According to the article by the professor and colleagues who created the autism spectrum quotient, we’re all on that spectrum somewhere. Like being left-handed, it’s a matter of degree.

After all, what’s wrong with preferring routines, being interested in dates, not enjoying social chit-chat, having a moderate fascination with numbers, preferring a book to a party, not particularly enjoying social occasions or preferring to plan carefully rather than winging it?

Nothing more wrong with that than what might seem the contrary facts that I enjoy meeting new people, enjoy multi-tasking, cope well with interruptions and can tell if someone I’m talking to is getting bored; yes, I know, lots of practice.

These answers – and others – gave me a score of 25. A score of 17 or fewer would have confirmed me as socially smooth and ambivalent about systems and numbers. Mid-twenties upwards is Asperger territory.
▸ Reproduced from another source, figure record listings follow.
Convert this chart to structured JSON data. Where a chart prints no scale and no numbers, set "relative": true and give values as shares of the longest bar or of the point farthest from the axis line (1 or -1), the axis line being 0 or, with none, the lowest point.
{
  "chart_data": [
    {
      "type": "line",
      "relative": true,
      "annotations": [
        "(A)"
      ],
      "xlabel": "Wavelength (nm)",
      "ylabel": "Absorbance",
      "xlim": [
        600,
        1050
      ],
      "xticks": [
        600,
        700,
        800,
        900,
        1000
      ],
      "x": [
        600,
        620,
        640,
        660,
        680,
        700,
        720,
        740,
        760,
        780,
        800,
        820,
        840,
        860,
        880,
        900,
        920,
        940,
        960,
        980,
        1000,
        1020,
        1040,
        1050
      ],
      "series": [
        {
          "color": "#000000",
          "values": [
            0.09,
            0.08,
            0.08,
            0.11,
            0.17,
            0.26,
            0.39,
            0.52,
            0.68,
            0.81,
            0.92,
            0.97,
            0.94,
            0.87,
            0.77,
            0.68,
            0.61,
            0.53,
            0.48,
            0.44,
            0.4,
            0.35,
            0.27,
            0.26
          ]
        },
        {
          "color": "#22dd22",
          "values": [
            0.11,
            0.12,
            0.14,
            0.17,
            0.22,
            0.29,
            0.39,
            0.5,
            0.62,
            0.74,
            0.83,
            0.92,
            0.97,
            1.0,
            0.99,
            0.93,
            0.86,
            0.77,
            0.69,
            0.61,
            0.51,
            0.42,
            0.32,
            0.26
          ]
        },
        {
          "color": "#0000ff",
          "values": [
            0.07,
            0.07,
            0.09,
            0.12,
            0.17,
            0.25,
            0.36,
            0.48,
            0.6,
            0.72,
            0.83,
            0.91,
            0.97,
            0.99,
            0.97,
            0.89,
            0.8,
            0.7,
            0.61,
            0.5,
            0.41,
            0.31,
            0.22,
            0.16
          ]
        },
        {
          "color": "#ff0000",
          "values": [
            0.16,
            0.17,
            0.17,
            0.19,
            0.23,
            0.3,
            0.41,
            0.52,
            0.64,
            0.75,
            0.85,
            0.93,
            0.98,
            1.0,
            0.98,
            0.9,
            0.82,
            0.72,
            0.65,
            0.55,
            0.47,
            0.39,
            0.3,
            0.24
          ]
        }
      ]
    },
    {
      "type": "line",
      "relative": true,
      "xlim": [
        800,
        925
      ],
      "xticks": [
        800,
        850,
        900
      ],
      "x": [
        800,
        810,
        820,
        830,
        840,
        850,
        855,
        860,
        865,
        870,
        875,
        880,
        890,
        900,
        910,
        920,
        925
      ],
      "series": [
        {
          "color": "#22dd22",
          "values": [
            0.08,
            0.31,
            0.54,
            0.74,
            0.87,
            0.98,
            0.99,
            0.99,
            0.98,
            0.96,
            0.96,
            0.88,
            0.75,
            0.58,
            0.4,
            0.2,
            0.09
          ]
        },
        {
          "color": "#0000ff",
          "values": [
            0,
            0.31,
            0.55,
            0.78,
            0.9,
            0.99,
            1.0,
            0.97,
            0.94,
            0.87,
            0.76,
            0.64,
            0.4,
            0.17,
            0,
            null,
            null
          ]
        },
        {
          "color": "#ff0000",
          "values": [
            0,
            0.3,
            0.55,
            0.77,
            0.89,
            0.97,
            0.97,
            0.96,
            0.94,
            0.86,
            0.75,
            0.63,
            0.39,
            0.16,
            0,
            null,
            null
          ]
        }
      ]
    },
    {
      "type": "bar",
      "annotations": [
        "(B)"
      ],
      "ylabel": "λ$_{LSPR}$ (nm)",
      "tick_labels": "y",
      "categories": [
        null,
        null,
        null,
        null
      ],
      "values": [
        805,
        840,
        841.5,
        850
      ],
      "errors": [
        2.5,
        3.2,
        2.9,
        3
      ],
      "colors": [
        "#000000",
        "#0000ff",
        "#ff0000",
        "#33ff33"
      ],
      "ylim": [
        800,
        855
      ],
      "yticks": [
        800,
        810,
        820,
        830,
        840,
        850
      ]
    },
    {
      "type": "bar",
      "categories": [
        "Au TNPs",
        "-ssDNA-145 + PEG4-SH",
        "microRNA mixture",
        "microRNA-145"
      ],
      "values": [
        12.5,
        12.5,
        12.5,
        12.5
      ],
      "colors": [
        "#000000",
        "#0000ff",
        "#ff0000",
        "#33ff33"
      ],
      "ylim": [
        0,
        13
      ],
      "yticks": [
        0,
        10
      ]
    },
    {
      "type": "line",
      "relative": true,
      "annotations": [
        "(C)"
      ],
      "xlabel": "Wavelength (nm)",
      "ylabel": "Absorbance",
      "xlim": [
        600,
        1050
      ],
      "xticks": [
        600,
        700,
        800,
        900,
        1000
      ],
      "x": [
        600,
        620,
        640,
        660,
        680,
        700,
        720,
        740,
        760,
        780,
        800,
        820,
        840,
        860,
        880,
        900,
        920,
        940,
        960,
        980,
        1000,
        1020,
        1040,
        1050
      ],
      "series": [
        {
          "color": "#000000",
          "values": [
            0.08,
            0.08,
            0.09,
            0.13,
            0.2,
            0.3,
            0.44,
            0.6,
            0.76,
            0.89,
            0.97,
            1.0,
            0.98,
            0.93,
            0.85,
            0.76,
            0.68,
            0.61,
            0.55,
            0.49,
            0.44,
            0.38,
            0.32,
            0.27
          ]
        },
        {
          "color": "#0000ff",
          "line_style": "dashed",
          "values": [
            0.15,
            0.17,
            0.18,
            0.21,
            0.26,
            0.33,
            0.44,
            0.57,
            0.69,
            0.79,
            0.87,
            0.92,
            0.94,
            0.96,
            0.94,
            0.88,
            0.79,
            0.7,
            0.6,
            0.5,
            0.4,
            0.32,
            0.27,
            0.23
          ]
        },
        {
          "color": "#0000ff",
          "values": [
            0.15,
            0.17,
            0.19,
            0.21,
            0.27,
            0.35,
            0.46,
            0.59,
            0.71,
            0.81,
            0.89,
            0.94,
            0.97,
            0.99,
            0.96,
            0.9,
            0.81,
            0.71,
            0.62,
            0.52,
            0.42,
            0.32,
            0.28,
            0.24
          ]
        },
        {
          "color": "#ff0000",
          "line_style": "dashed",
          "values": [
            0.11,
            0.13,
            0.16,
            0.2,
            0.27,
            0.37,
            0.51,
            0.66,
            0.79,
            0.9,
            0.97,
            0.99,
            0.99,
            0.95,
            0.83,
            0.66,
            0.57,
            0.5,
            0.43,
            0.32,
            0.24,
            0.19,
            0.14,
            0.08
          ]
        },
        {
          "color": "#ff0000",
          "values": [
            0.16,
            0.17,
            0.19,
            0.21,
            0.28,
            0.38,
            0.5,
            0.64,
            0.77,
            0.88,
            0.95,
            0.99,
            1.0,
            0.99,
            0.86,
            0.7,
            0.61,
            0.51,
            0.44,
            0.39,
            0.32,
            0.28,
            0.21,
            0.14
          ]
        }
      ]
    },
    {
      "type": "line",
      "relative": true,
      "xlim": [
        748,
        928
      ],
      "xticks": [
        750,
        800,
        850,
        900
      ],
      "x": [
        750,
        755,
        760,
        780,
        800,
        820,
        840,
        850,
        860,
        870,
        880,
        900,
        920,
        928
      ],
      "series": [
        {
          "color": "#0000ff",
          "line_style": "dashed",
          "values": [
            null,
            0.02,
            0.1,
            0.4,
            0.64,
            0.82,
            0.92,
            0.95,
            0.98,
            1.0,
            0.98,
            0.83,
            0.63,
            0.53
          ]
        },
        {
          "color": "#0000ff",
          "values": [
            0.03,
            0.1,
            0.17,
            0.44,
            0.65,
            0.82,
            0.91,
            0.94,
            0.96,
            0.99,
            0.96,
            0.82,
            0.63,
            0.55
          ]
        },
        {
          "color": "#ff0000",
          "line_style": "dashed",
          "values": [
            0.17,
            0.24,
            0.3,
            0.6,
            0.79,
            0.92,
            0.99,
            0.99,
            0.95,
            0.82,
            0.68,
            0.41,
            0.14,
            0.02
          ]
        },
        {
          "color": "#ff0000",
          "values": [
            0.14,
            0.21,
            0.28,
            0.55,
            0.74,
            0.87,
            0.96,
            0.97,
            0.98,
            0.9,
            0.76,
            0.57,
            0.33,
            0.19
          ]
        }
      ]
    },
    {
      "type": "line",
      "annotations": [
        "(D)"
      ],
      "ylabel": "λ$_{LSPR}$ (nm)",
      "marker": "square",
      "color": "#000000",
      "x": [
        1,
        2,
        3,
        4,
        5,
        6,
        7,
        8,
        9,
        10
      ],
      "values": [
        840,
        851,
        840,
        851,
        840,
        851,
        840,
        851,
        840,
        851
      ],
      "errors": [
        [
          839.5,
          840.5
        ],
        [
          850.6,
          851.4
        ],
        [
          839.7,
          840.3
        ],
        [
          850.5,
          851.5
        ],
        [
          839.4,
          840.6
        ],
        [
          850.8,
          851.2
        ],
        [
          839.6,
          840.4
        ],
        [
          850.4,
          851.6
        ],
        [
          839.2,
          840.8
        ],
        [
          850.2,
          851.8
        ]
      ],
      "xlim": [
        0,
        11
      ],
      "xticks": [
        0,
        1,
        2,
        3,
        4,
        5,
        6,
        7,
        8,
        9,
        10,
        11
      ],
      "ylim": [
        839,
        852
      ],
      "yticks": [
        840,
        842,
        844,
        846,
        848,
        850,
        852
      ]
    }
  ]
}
But all with the proviso, that is, weasel clause, that: “The test is not a means of making a diagnosis, and many who score above 32 and even meet the diagnostic criteria for mild autism or Asperger’s report no difficulty functioning in their daily lives.”

Phew! Delighted to hear it, although, in that case, as Basil Fawlty rightly said in another context: “What is the bloody point” if we’re all on the spectrum somewhere?

I don’t trivialise autism as the serious affliction that some families have to cope with. But most of us have our little foibles, known and loved – that’s right, tolerated – by families and friends, and if one of our mental tics or traits threatens to become obsessive they laugh us out of it. That should now include spending time that will never come again on magazine tests.